Nora’s brothers were both away at college and Nora was glad. Her new high school friends had less money than her family, but they dressed tough and smoked grass and danced better than anyone she knew. Emily and she still talked on the phone but they didn’t see each other as much. Nora fell in love with a black guy called Eddie who was strong and handsome and older, and who didn’t seem to notice that she wasn’t beautiful. She wore her skirts shorter than the other fourteen-year-old white girls and walked as if she were dancing. When Nora phoned Emily to tell her of her love for Eddie, black and from the wrong part of town, Emily was surprised that Nora had to tell her, shocked that she didn’t know it before the way she knew everything about Nora. Nora was a part of her life, like an arm or a leg. Maybe they weren’t best friends anymore. Emily feared for Nora’s life in high school, where even walking through the halls to the next class caused Emily humiliation. One time she asked an older boy if he had the time and he said if you’ve got the place. But she admired Nora’s visible passion.
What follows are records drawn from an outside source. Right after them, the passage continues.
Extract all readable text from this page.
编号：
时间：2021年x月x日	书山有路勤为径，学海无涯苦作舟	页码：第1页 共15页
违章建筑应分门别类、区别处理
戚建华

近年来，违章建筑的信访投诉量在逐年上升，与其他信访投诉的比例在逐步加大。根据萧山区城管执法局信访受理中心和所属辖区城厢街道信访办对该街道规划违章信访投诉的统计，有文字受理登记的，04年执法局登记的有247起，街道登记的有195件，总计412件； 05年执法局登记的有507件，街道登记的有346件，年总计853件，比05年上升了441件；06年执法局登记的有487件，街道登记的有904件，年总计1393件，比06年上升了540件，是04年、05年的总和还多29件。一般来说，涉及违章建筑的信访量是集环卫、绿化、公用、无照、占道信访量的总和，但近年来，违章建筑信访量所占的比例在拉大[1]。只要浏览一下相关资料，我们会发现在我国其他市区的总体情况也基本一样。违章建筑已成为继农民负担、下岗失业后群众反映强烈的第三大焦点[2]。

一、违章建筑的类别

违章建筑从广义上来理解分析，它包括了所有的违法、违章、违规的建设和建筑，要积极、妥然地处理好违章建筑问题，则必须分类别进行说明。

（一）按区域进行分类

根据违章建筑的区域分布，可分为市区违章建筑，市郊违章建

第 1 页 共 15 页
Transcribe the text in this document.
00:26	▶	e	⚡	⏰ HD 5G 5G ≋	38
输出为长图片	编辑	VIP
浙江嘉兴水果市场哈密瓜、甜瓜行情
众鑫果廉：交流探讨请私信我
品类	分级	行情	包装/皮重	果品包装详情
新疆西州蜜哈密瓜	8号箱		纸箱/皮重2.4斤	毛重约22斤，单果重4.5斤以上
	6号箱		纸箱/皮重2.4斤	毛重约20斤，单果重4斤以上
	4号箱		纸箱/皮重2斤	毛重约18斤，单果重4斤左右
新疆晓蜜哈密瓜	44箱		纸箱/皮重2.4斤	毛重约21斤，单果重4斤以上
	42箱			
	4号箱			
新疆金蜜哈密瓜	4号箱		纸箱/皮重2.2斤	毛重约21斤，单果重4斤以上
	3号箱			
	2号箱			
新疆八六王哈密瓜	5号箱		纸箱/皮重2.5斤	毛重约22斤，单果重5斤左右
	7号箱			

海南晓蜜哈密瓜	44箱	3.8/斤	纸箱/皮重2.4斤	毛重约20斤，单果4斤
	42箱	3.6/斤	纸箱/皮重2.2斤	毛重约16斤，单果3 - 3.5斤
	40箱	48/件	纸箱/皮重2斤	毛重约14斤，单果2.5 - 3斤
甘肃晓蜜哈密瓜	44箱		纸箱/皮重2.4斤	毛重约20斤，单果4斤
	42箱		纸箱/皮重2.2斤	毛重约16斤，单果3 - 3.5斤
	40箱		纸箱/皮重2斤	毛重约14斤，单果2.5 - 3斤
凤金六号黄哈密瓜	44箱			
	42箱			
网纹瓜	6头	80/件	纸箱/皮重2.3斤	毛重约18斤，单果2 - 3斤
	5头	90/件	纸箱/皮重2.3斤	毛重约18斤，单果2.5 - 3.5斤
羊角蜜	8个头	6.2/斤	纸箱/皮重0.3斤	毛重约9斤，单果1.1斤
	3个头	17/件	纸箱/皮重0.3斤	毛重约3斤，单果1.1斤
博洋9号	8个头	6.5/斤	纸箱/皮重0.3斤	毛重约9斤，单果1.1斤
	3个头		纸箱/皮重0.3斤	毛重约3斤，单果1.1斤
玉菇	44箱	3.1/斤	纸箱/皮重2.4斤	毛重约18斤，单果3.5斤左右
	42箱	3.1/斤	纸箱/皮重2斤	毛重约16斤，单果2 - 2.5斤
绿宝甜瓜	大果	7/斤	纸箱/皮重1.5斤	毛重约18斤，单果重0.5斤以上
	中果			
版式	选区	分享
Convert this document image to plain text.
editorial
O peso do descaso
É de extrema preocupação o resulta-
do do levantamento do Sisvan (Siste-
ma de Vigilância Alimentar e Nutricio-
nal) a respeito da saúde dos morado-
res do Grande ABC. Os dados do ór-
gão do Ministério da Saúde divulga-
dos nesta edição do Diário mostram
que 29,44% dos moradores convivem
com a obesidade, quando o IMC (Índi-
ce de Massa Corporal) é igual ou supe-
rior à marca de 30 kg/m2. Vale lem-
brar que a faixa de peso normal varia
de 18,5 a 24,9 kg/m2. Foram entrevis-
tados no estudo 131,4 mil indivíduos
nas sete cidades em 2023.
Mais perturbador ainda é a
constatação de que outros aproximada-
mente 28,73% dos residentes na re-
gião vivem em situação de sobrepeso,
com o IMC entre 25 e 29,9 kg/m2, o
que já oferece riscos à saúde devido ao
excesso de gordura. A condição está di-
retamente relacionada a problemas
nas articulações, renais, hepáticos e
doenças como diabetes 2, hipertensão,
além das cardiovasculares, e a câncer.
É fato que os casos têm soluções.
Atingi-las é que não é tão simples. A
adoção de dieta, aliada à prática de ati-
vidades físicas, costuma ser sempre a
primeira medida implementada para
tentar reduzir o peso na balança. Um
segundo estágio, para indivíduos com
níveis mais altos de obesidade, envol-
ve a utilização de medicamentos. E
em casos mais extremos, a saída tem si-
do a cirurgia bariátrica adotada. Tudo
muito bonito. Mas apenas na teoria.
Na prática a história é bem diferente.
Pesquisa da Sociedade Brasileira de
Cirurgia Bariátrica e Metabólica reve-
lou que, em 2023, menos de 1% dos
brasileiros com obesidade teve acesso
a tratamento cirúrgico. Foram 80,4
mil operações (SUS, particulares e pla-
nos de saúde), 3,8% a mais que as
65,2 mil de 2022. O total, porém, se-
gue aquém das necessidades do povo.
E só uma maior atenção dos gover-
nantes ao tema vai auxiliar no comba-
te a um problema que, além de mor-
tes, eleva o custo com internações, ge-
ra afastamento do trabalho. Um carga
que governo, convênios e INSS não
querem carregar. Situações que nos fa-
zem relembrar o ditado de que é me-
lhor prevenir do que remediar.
When Nora broke up with Eddie he broke into her house, the house he had never been allowed to visit. Nora called Emily and told her, saying now her parents knew everything. They sent her to another psychiatrist. Emily had heard about approved psychiatrists who told parents everything, the way one had done to her friend Beth. Beth had been made love to by a boy who called her Baby and wrote her letters from military academy. Then the letters stopped. Beth gained and lost weight, started sleeping with many boys, and covered her round and pink baby face with rouge and makeup. Beth’s shrink told her parents that she wasn’t a virgin and they watched her like hawks. Emily thought that Beth would never recover and it was a caution to her. She read about love and listened — Emily was a good listener — and gave her friends advice that she gleaned from books and a cautious spirit.